I think that makes a big difference. Don’t you think?
I’m running an atproto app and it’s perfectly capable of ingesting the entire firehouse as it comes in. It costs me maybe $10/mo and mostly because I haven’t fixed some memory leaks.
Of course, few of records that come through are relevant to my app so I don’t store them.
If I wanted to store gigabytes of records (like Bluesky) for millions of users forever then yes it would be more expensive. Which would be the case with any tech! What are you comparing it to? How is this a downside of atproto?
Mastodon instances aren’t a valid comparison point because by definition they’re small-world. They don’t serve millions of users.

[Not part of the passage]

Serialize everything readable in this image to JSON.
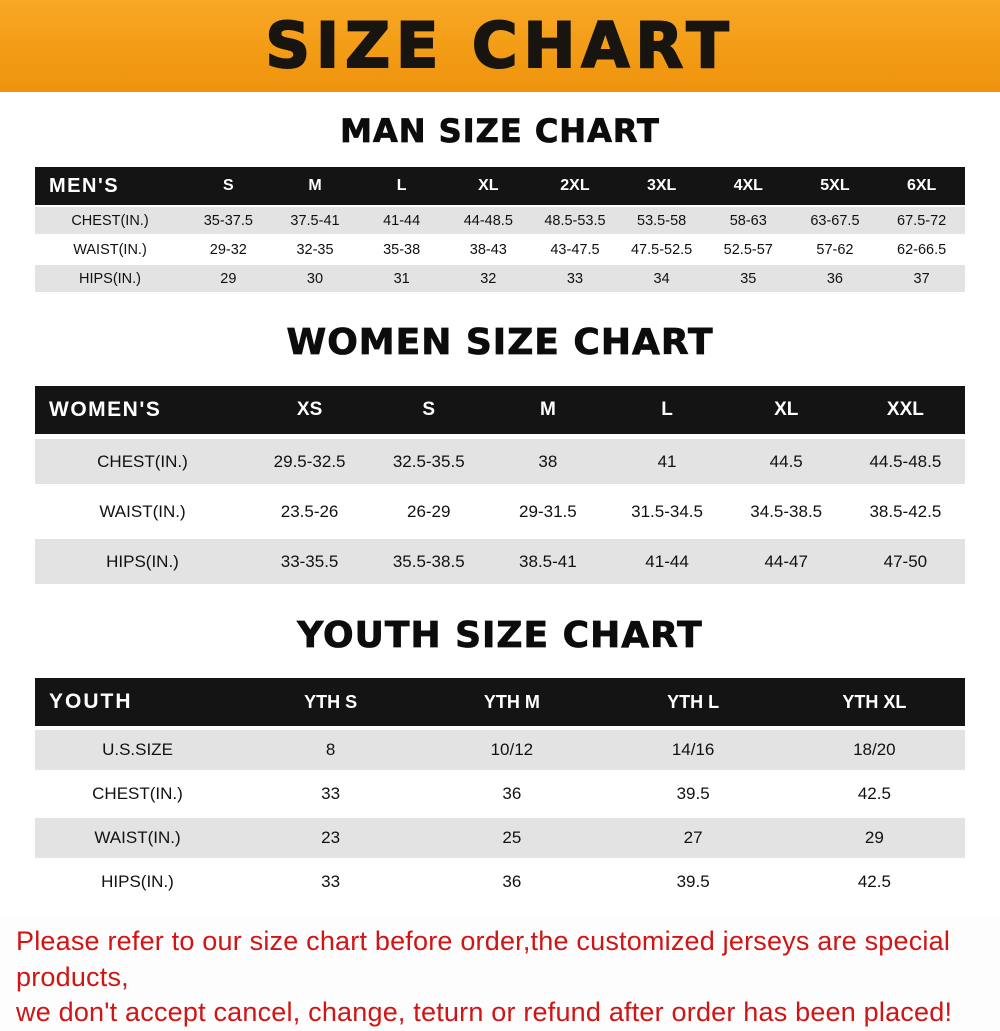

If your point is that you want small-world atproto, that’s absolutely possible. Take the Bluesky server codebase and make it so that it ignores incoming content beyond some criteria (like “follows of server member list”). You can recreate Mastodon experience on atproto, it just hasn’t been very interesting to anyone so far AFAIK.
The better way to ask this is, how does ActivityPub solve the problems that defederation causes? It's essentially the thing Microsoft does with email. Discard messages from all but the largest providers, defederate by default, forcing users to use Microsoft or another major incumbent if they want their messages to be delivered. Then new instances can't have their messages delivered, therefore can't get users. Which is obviously a perverse incentive for the major incumbents to not federate with new instances.
It's an architectural choice that has the long-term effect of cementing an oligopoly.
Meanwhile the claim is that it's necessary to prevent spam, but there are other providers that don't do this, e.g. in general you can deliver to Gmail as long as you have DKIM and reverse DNS etc. configured correctly, and those providers don't have any more of a spam problem than the ones who block innocent small servers by default.
Moreover, there is an obvious way to do this without giving the major instances a perverse incentive. You do the filtering on the client so that the filter list(s) you use are provided by something in the nature of uBlock rather than something in the nature of Microsoft, since the former doesn't operate any instances and therefore isn't trying to pressure everyone to use theirs.